The literary racket proves fair game for a con man in Magnuson’s eighth novel, a poorly designed caper.
It’s 1997. Frankie has spent most of the decade in the slammer. Now, the middle-aged grifter is back in his hometown, New York, reunited with Barry, his partner in crime. They have just scammed a guy, realizing too late he’s the idiot son of a mob boss. Barry is killed by a goon; Frankie escapes, barely, taking the first flight out of town. He finds himself in Austin, Texas, being greeted by three adoring young women. Apparently, he’s a dead ringer for V.S. Mohle, the Salinger-esque novelist the girls were expecting. They’re students at the Fiction Institute, funded by Rex Schoeninger, the Michener-esque octogenarian known for his doorstop books and philanthropy. Years before, Rex beat out V.S. for a Pulitzer. Later, on The Dick Cavett Show, the two came to blows. (This is a cartoonish rehash of the celebrated 1970s faceoff between Gore Vidal and Norman Mailer.) Rex filed a lawsuit; V.S. moved to a Maine island and never wrote again. Now Rex, hoping to bury the hatchet, has invited V.S. to lead a writing workshop: easy work, big bucks, but V.S. got cold feet before his flight, which leaves Frankie in the spotlight. The con man decides to go for impersonation.
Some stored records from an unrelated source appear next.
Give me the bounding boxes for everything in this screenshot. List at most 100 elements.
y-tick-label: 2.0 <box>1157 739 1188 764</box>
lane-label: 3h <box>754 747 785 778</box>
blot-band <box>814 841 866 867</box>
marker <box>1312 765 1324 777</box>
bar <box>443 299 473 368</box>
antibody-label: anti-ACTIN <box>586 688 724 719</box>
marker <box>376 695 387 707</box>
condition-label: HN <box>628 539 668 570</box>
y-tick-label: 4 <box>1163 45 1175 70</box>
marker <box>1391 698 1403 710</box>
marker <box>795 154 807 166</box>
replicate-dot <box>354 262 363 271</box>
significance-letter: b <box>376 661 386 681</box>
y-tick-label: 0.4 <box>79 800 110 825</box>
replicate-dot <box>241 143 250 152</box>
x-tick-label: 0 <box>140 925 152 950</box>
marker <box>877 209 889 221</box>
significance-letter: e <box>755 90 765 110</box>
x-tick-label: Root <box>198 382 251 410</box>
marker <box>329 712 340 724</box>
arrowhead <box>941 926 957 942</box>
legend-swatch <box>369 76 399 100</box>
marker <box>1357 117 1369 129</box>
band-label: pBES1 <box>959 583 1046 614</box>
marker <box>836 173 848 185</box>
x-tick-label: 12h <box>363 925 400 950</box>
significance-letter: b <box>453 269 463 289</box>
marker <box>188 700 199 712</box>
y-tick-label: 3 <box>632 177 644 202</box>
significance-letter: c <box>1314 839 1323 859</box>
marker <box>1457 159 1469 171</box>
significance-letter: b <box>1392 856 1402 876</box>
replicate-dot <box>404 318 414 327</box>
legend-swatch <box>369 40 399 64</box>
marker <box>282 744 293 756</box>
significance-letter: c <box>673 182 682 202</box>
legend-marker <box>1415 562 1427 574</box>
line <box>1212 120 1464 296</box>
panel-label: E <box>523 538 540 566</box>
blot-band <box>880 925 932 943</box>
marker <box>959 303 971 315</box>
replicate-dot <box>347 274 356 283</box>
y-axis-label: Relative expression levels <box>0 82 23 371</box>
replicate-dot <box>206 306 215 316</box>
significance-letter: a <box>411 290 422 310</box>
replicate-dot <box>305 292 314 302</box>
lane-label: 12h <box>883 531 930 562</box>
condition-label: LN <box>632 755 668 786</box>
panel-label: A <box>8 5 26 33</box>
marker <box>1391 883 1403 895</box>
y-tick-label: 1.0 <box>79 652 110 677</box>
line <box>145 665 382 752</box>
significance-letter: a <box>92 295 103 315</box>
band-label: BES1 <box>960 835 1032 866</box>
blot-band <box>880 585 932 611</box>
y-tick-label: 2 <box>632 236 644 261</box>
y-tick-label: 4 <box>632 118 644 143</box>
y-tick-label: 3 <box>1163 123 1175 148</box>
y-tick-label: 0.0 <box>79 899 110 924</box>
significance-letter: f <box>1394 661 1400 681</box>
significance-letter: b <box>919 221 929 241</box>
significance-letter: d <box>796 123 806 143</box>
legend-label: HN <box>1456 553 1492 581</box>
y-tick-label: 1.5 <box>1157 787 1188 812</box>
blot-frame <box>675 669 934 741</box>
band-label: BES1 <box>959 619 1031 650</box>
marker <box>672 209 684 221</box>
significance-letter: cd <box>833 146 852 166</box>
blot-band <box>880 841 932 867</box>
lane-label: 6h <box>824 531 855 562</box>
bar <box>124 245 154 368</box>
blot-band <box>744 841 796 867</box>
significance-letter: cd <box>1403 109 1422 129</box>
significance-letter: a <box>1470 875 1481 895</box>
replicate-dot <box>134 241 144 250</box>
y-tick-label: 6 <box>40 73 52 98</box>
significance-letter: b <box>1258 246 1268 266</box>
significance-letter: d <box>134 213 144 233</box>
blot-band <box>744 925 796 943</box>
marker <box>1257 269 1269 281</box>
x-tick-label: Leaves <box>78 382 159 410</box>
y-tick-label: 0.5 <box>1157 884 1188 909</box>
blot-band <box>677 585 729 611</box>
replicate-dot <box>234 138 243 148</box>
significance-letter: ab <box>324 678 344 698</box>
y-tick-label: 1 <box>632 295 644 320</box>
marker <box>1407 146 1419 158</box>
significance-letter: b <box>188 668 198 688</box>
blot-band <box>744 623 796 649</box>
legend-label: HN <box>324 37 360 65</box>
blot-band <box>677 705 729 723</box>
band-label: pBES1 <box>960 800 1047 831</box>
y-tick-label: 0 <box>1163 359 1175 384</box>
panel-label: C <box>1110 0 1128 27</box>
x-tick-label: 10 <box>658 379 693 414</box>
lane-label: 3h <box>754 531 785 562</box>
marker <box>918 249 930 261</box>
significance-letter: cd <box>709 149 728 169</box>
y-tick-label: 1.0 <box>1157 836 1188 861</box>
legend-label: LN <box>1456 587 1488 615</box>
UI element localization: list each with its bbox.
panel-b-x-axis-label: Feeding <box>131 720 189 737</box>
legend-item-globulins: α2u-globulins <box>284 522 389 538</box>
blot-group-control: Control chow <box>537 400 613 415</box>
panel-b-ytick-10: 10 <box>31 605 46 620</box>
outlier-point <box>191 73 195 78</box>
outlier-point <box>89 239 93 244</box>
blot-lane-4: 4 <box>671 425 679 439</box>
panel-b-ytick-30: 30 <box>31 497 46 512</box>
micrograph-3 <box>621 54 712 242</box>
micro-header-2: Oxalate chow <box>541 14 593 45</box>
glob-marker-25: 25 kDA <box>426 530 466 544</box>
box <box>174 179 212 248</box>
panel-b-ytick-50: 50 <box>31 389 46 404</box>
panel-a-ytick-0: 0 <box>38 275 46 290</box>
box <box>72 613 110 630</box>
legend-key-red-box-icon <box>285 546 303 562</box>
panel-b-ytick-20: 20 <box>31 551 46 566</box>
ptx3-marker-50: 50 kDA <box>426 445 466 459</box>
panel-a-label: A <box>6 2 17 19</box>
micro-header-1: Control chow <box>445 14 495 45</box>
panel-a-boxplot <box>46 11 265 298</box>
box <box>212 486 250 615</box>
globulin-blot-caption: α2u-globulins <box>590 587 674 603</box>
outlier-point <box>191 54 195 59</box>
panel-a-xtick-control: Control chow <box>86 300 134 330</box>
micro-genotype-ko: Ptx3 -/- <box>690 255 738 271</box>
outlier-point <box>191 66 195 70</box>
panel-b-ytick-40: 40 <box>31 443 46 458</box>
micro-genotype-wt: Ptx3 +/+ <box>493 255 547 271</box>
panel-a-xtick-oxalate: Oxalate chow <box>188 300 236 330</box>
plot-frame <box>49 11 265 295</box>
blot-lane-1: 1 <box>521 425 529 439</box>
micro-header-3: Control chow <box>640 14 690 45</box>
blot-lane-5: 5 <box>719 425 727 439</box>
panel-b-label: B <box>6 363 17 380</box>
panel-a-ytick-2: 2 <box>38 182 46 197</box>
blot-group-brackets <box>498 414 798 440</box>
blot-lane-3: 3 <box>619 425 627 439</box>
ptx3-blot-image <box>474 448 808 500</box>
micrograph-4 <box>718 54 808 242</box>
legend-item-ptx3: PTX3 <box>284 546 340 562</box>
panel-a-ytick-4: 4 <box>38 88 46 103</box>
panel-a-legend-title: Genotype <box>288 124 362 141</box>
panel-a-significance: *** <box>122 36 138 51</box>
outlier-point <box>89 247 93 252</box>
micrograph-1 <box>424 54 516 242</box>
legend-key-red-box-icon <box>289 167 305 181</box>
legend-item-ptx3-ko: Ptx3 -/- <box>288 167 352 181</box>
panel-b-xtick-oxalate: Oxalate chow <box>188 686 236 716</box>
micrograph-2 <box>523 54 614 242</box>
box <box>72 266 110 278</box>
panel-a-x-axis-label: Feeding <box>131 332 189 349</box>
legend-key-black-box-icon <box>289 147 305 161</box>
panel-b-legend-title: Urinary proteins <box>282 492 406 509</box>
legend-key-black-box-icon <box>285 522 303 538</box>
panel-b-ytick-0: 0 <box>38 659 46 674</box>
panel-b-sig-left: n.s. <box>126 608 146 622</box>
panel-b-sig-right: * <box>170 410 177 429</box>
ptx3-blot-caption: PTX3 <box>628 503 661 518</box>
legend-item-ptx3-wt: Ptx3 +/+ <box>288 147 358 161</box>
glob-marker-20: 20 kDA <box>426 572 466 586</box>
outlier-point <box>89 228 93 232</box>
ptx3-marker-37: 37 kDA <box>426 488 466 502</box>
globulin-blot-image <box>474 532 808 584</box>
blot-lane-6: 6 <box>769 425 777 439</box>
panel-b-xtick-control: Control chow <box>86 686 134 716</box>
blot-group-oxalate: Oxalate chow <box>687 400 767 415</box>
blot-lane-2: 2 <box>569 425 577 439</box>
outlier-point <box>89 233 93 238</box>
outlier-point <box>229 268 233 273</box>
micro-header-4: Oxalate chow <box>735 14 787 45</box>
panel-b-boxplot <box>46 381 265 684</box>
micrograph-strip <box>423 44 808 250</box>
The students are pussycats, and the program director is gullible. (There’s some self-mockery here. Magnuson, who knew Michener, holds a similar position in Austin.) Despite some "oops!" moments, Frankie muddles through and wins over the curmudgeonly Rex by giving him a puppy. Frankie is a bit of a softie. This will disappoint readers looking for more hard-edged action, while those expecting literary scuttlebutt will find a campus scene that’s altogether too mellow. Only toward the end does the action resume, with Frankie, self-described poor schlub that he is, making mistake after mistake.
A novel that aims to appeal to two different readerships but is unlikely to satisfy either one.